Work: The Madonna of Bruges

Copy of sculpture

Bruges Madonna (cast in plaster)

Copy

Dimensions
128 cm high
Material
alabaster plaster
Space
Renaissance

Original

Author
Michelangelo Buonarroti
Date
1501 - 1506
Period
Renaissance
Dimensions
128 cm high
Material
marble
Location
Church of Notre Dame, Bruges

Photo: Maurizio Bolognini. Museo Tattile Statale Omero Archive.

Description

The artwork is currently on loan to the Gorizian Museum. It will be part of the tactile gallery “Art Beyond the Visible” from March to December 2025, the year when Nova Gorica – Gorizia will be the European Capital of Culture.

In her work “Magnificat. An Encounter with Mary” (Frassinelli Editore, 2002), the poet Alda Marini celebrates the Mother of Jesus and mother of every man. The following is a short extract:
“She was of medium height and extraordinary beauty, her movements were those of a dancer in the presence of the sun. Her virginity was so maternal that all the children of the world would have loved to flow into her arms.”

This is the exquisite Madonna of Bruges, a marble statue sculpted by the young Michelangelo for the Belgian Mouscron family and originally destined for the family chapel in the Saint-Salvator Cathedral in Bruges. Michelangelo worked on the statue from 1503 to 1505 and it can now be seen in the Church of Our Lady in Bruges. The Museo Omero has a plaster copy.
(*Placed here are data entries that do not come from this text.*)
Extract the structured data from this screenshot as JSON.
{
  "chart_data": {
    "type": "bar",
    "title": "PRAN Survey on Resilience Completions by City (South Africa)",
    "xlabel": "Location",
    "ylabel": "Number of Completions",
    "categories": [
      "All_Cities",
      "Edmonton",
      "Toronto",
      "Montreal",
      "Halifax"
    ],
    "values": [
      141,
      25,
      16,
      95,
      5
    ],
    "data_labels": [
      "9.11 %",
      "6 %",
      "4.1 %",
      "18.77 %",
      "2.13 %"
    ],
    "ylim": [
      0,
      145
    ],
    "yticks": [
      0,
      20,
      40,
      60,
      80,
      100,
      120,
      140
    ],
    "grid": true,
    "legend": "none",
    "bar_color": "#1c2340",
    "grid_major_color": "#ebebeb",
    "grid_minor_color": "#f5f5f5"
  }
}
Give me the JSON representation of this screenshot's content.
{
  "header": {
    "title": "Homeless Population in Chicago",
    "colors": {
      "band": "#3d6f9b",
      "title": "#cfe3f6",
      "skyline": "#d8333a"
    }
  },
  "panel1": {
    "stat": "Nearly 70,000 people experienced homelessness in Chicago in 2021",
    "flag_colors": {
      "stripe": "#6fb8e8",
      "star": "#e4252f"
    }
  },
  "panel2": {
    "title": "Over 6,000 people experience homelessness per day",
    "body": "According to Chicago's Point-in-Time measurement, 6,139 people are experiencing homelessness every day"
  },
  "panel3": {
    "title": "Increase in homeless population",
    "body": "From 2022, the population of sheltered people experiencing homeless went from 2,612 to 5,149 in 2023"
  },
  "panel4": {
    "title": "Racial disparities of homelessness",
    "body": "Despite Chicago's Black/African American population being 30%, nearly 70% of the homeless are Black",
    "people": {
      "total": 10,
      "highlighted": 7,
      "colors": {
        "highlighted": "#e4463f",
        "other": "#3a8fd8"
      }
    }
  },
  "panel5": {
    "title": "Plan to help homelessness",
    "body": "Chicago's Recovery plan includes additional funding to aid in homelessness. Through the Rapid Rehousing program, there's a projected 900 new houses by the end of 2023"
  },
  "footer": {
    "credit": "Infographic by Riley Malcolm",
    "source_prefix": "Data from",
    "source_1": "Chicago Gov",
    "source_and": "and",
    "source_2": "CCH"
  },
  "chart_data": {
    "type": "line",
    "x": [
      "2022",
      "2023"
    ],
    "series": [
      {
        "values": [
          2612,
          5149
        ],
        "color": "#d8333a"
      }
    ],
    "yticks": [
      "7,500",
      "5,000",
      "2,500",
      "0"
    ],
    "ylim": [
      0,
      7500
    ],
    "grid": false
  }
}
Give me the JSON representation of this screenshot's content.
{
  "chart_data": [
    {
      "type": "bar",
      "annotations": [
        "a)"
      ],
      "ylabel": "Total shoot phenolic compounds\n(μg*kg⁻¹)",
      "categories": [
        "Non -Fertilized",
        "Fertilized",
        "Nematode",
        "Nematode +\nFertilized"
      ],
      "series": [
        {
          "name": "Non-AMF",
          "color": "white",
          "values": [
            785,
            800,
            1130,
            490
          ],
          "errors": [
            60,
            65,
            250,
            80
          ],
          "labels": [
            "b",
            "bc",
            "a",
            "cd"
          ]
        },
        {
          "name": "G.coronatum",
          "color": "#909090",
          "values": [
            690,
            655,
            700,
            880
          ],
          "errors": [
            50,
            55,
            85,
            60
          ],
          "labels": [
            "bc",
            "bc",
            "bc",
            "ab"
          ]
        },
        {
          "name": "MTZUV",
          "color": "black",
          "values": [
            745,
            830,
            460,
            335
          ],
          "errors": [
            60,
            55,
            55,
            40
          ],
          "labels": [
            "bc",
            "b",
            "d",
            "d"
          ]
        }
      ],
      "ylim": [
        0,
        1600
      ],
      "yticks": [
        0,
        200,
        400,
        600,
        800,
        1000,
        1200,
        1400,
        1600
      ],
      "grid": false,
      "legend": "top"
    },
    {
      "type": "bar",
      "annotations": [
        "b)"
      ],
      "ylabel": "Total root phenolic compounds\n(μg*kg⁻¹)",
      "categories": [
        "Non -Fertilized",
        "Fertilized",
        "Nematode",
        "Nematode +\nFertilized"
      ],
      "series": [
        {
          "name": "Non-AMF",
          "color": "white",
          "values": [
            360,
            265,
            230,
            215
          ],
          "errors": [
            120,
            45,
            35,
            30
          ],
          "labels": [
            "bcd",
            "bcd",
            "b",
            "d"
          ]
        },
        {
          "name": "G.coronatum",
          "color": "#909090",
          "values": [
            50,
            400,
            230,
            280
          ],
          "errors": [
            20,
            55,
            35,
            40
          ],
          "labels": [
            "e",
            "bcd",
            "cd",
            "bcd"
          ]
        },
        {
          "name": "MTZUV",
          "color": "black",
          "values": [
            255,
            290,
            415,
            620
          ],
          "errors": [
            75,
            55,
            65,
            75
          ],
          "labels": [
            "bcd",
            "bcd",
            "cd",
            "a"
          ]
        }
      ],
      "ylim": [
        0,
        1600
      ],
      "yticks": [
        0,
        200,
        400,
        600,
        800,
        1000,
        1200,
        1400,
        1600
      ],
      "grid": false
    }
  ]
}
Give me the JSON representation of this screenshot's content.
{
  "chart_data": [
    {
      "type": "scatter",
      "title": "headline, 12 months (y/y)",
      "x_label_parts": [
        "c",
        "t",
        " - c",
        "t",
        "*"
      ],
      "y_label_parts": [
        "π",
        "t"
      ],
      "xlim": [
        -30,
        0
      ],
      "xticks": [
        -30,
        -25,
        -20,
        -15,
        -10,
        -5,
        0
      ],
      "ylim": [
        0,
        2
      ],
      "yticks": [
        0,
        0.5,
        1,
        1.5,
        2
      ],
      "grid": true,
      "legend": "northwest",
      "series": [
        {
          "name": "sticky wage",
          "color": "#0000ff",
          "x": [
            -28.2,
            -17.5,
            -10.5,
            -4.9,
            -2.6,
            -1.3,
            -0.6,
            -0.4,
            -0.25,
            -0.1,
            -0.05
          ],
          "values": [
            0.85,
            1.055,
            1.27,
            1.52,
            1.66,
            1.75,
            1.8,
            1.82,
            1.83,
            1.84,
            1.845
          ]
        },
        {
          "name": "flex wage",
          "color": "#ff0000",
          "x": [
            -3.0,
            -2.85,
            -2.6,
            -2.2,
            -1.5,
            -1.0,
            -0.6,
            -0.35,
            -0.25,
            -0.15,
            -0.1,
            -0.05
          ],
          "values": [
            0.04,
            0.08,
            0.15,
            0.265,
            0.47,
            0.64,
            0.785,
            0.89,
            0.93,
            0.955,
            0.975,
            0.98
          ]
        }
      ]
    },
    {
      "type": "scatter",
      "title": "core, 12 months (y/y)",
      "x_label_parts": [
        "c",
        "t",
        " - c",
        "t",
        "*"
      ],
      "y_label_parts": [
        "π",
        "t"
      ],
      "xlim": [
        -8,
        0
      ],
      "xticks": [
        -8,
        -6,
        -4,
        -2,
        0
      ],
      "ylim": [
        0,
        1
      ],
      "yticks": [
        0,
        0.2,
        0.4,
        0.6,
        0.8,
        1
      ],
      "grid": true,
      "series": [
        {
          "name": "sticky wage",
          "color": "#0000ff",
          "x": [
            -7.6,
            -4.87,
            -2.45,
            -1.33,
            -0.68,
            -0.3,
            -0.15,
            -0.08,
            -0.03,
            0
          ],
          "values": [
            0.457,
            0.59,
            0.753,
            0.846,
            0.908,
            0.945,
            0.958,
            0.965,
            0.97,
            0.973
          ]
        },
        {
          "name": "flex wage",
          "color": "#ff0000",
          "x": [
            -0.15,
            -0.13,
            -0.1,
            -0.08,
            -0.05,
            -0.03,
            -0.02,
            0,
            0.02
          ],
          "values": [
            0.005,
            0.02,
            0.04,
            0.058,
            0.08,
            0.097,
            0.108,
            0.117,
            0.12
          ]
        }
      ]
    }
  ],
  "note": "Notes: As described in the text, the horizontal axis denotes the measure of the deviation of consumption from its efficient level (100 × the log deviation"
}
The sculpture in the round (128 cm high) depicts the Virgin and the Baby Jesus. The composition of the group is based on the perfectly axial posture of the Virgin. The twisting movement that pervades the figure of the Child, standing between his mother’s knees, is the only dynamic flicker in an essentially static composition.
Our Lady does not smile but gazes into the void, as if foreseeing the drama of the Passion just as Jesus is starting to take his first steps into the world.
In the original, a Cherub, the symbol of “clear intelligence”, of the Virgin’s “gift of prophecy”, is engraved on the clasp of her dress.The notably geometrical drapery of Mary’s garment does not interfere with the simplicity of the sculpture, which makes this work a true masterpiece of Michelangelo’s oeuvre.